How Would The 1978 Version Of Muhammad Ali Fare Against The 1980 Version Of Larry Holmes?

I think most of us would agree that the infamous 1980 heavyweight fight between Larry Holmes and a profoundly faded Muhammad Ali should never have taken place. Even the then WBC champion, Holmes, was reluctant to beat up the ageing three time title holder. For the first time in his career, Ali suffered a TKO loss when he was retired in his corner after the 10th round came to an end. Ali had one more fight, which he again lost, against Trevor Berbick in 1981. That finally convinced him to call it a day for good.

Holmes went on to almost equal Rocky Marciano’s record of 49-0 but Michael Spinks threw a spanner in the works. Two years later, in 1988, Mike Tyson crushed him in 4 rounds. Holmes would never become a world champion again although he would campaign until 2002 with a final victory over Eric “Butterbean” Esch.

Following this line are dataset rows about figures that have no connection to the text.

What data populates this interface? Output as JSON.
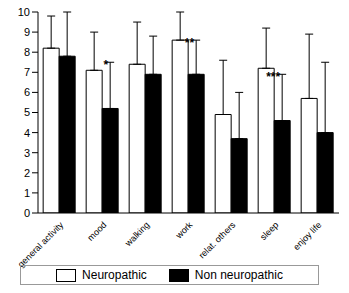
{
  "chart_data": {
    "type": "bar",
    "categories": [
      "general activity",
      "mood",
      "walking",
      "work",
      "relat. others",
      "sleep",
      "enjoy life"
    ],
    "series": [
      {
        "name": "Neuropathic",
        "color": "#ffffff",
        "values": [
          8.2,
          7.1,
          7.4,
          8.6,
          4.9,
          7.2,
          5.7
        ],
        "error": [
          1.6,
          1.9,
          2.1,
          1.4,
          2.7,
          2.0,
          3.2
        ]
      },
      {
        "name": "Non neuropathic",
        "color": "#000000",
        "values": [
          7.8,
          5.2,
          6.9,
          6.9,
          3.7,
          4.6,
          4.0
        ],
        "error": [
          2.2,
          2.3,
          1.9,
          1.7,
          2.3,
          2.3,
          3.5
        ]
      }
    ],
    "annotations": [
      {
        "text": "*",
        "category": "mood",
        "series": "Non neuropathic"
      },
      {
        "text": "**",
        "category": "work",
        "series": "Non neuropathic"
      },
      {
        "text": "***",
        "category": "sleep",
        "series": "Non neuropathic"
      }
    ],
    "ylim": [
      0,
      10
    ],
    "yticks": [
      0,
      1,
      2,
      3,
      4,
      5,
      6,
      7,
      8,
      9,
      10
    ],
    "grid": false,
    "legend": "bottom"
  }
}
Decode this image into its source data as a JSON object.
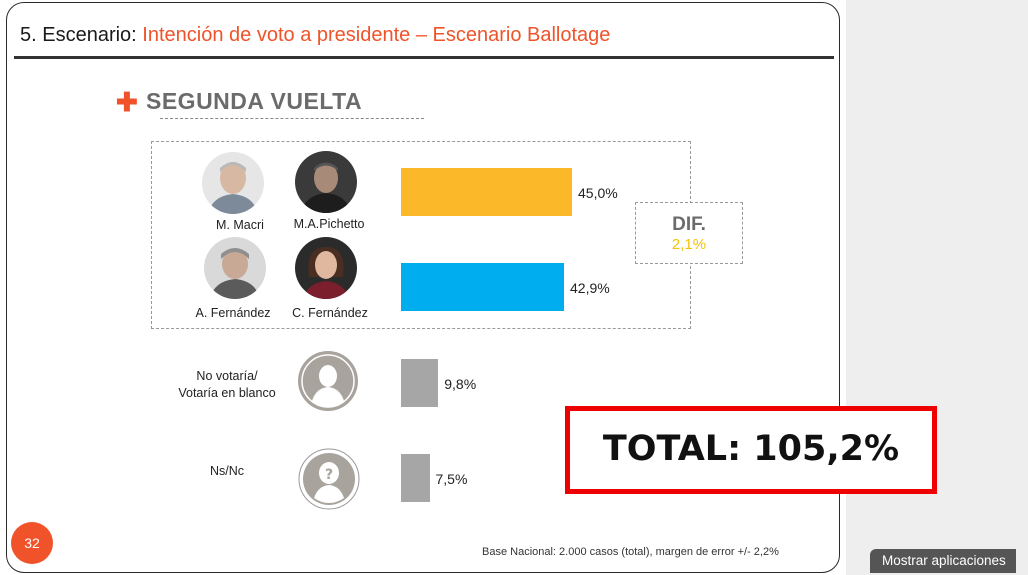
{
  "title": {
    "number": "5. Escenario:",
    "subtitle": "Intención de voto a presidente – Escenario Ballotage"
  },
  "section": {
    "label": "SEGUNDA VUELTA"
  },
  "candidates": {
    "macri": "M. Macri",
    "pichetto": "M.A.Pichetto",
    "a_fernandez": "A. Fernández",
    "c_fernandez": "C. Fernández"
  },
  "dif": {
    "title": "DIF.",
    "value": "2,1%"
  },
  "categories": {
    "no_votaria_1": "No votaría/",
    "no_votaria_2": "Votaría en blanco",
    "nsnc": "Ns/Nc"
  },
  "chart_data": {
    "type": "bar",
    "orientation": "horizontal",
    "categories": [
      "M. Macri / M.A.Pichetto",
      "A. Fernández / C. Fernández",
      "No votaría/ Votaría en blanco",
      "Ns/Nc"
    ],
    "values": [
      45.0,
      42.9,
      9.8,
      7.5
    ],
    "value_labels": [
      "45,0%",
      "42,9%",
      "9,8%",
      "7,5%"
    ],
    "colors": [
      "#fbb829",
      "#00aeef",
      "#a6a6a6",
      "#a6a6a6"
    ],
    "title": "SEGUNDA VUELTA"
  },
  "total": {
    "text": "TOTAL: 105,2%"
  },
  "page": {
    "number": "32"
  },
  "footer": {
    "text": "Base Nacional: 2.000 casos (total), margen de error +/- 2,2%"
  },
  "taskbar": {
    "show_apps": "Mostrar aplicaciones"
  },
  "colors": {
    "accent": "#f0532a",
    "macri_bar": "#fbb829",
    "fernandez_bar": "#00aeef",
    "other_bar": "#a6a6a6",
    "total_border": "#ee0000"
  }
}
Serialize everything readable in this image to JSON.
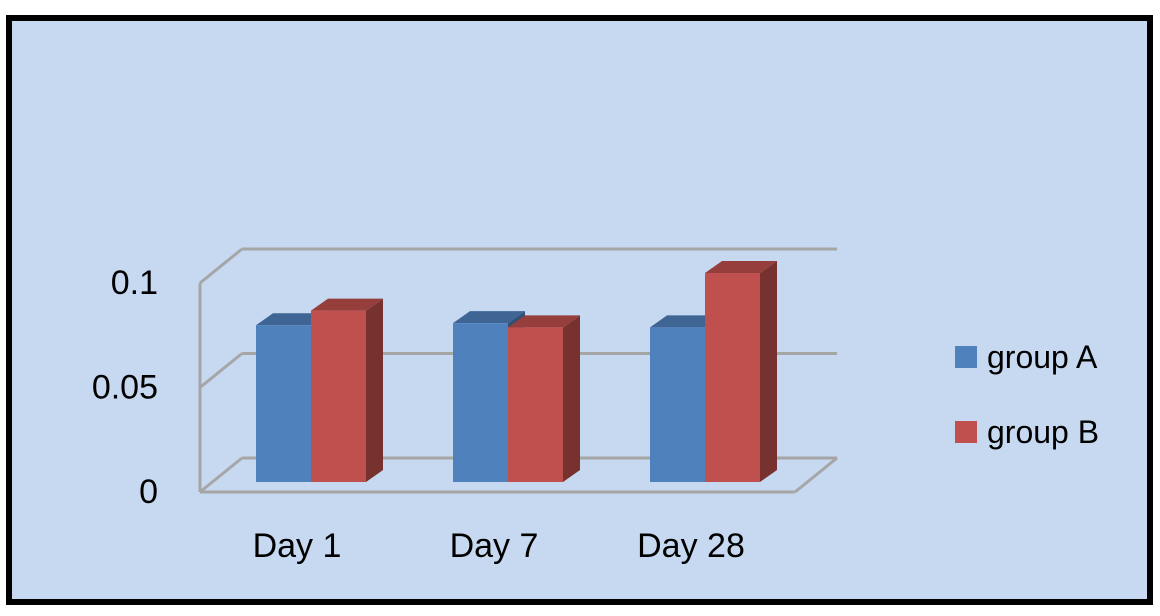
{
  "chart_data": {
    "type": "bar",
    "title": "",
    "xlabel": "",
    "ylabel": "",
    "categories": [
      "Day 1",
      "Day 7",
      "Day 28"
    ],
    "series": [
      {
        "name": "group A",
        "values": [
          0.075,
          0.076,
          0.074
        ]
      },
      {
        "name": "group B",
        "values": [
          0.082,
          0.074,
          0.1
        ]
      }
    ],
    "ylim": [
      0,
      0.1
    ],
    "yticks": [
      {
        "value": 0,
        "label": "0"
      },
      {
        "value": 0.05,
        "label": "0.05"
      },
      {
        "value": 0.1,
        "label": "0.1"
      }
    ],
    "grid": true,
    "legend_position": "right",
    "style": "3d-clustered-column"
  },
  "colors": {
    "background": "#c6d9f1",
    "border": "#000000",
    "grid": "#a6a6a6",
    "series": [
      "#4f81bd",
      "#c0504d"
    ]
  }
}
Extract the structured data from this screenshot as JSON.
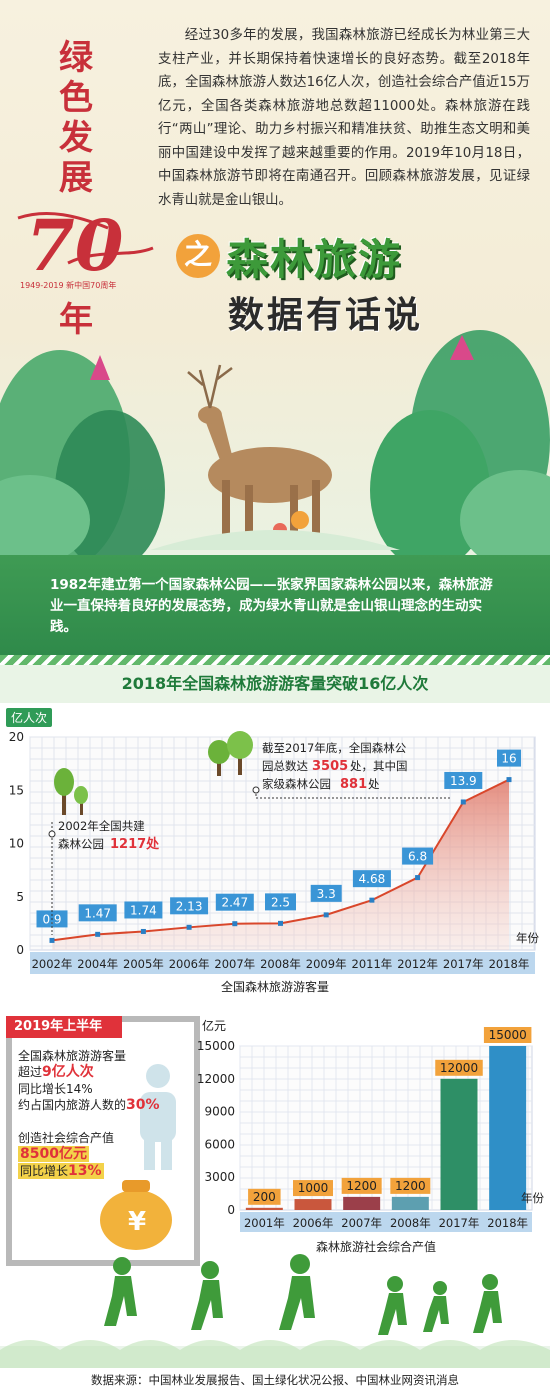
{
  "header": {
    "intro": "经过30多年的发展，我国森林旅游已经成长为林业第三大支柱产业，并长期保持着快速增长的良好态势。截至2018年底，全国森林旅游人数达16亿人次，创造社会综合产值近15万亿元，全国各类森林旅游地总数超11000处。森林旅游在践行“两山”理论、助力乡村振兴和精准扶贫、助推生态文明和美丽中国建设中发挥了越来越重要的作用。2019年10月18日，中国森林旅游节即将在南通召开。回顾森林旅游发展，见证绿水青山就是金山银山。",
    "vertical_title": [
      "绿",
      "色",
      "发",
      "展",
      "年"
    ],
    "seventy": "70",
    "seventy_sub": "1949-2019 新中国70周年",
    "zhi": "之",
    "title_line1": "森林旅游",
    "title_line2": "数据有话说"
  },
  "band": {
    "text": "1982年建立第一个国家森林公园——张家界国家森林公园以来，森林旅游业一直保持着良好的发展态势，成为绿水青山就是金山银山理念的生动实践。"
  },
  "section_title": "2018年全国森林旅游游客量突破16亿人次",
  "chart_data": [
    {
      "type": "area",
      "ylabel": "亿人次",
      "xlabel": "年份",
      "caption": "全国森林旅游游客量",
      "ylim": [
        0,
        20
      ],
      "yticks": [
        0,
        5,
        10,
        15,
        20
      ],
      "grid": true,
      "categories": [
        "2002年",
        "2004年",
        "2005年",
        "2006年",
        "2007年",
        "2008年",
        "2009年",
        "2011年",
        "2012年",
        "2017年",
        "2018年"
      ],
      "values": [
        0.9,
        1.47,
        1.74,
        2.13,
        2.47,
        2.5,
        3.3,
        4.68,
        6.8,
        13.9,
        16
      ],
      "value_labels": [
        "0.9",
        "1.47",
        "1.74",
        "2.13",
        "2.47",
        "2.5",
        "3.3",
        "4.68",
        "6.8",
        "13.9",
        "16"
      ],
      "line_color": "#d9472b",
      "annotations": [
        {
          "category": "2002年",
          "lines": [
            "2002年全国共建",
            "森林公园"
          ],
          "highlight": "1217处"
        },
        {
          "category": "2017年",
          "lines": [
            "截至2017年底，全国森林公",
            "园总数达",
            "处，其中国",
            "家级森林公园",
            "处"
          ],
          "highlight_total": "3505",
          "highlight_national": "881"
        }
      ]
    },
    {
      "type": "bar",
      "ylabel": "亿元",
      "xlabel": "年份",
      "caption": "森林旅游社会综合产值",
      "ylim": [
        0,
        15000
      ],
      "yticks": [
        0,
        3000,
        6000,
        9000,
        12000,
        15000
      ],
      "grid": true,
      "categories": [
        "2001年",
        "2006年",
        "2007年",
        "2008年",
        "2017年",
        "2018年"
      ],
      "values": [
        200,
        1000,
        1200,
        1200,
        12000,
        15000
      ],
      "value_labels": [
        "200",
        "1000",
        "1200",
        "1200",
        "12000",
        "15000"
      ],
      "colors": [
        "#c9573d",
        "#c9573d",
        "#9b3f4a",
        "#5d9fb0",
        "#2e8f66",
        "#2f8fc7"
      ]
    }
  ],
  "panel": {
    "tag": "2019年上半年",
    "l1": "全国森林旅游游客量",
    "l2a": "超过",
    "l2b": "9亿人次",
    "l3": "同比增长14%",
    "l4a": "约占国内旅游人数的",
    "l4b": "30%",
    "l5": "创造社会综合产值",
    "l6": "8500亿元",
    "l7a": "同比增长",
    "l7b": "13%"
  },
  "source": "数据来源：中国林业发展报告、国土绿化状况公报、中国林业网资讯消息",
  "colors": {
    "brand_green": "#2f9b57",
    "title_red": "#c8303a",
    "accent_orange": "#f2a23b",
    "value_label_bg": "#3a95d6"
  }
}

While I would not go as far as thinking about it in terms of being a “Fantasy Fight,” I kind of wonder how the 1978 version of Muhammad Ali would have fared against the 1980 version of Holmes. Most will remember that Ali unexpectedly lost his championship to former gold medalist Leon Spinks and then regained it all that same year.

Against Spinks in his September 15th, Ali looked fresher than he appeared seven months earlier. I said fresh-ER! That doesn’t really say much. While Spinks fought a better version, if you watch that fight back you might notice that Ali clinched Leon whenever the younger man attempted to turn up the tempo. “The Greatest” was also sent reeling a few times from the pressure that Spinks put on him. His hand speed was still quite rapid. But it was also evident that was also in decline. Ali’s jab was also less effective.

If you did watch the Holmes vs Ali fight in 1980 then you know what Larry had then. He was in his prime, utilising fast reflexes to feint opponents and land counter punches, danced around the ring with ease, threw a spearing jab that many experts now say was the best jab in history and he had a pretty good chin that only the hardest of punchers could shatter.

If you are not taken in by the whole “Ali magic” that was claimed to have gotten into the consciousness of boxing fans across the world back in the 1970’s and analyze this topic a little more objectively then surely we can only come to the conclusion that Muhammad Ali was fortunate not to have ran into Holmes in 1978. The intensity that he would have bought would have been too much for him, even back then.

And unlike with what happened when we saw a rematch between Spinks and Ali, I think Holmes would have convinced Muhammad enough that, that would not have been a wise idea.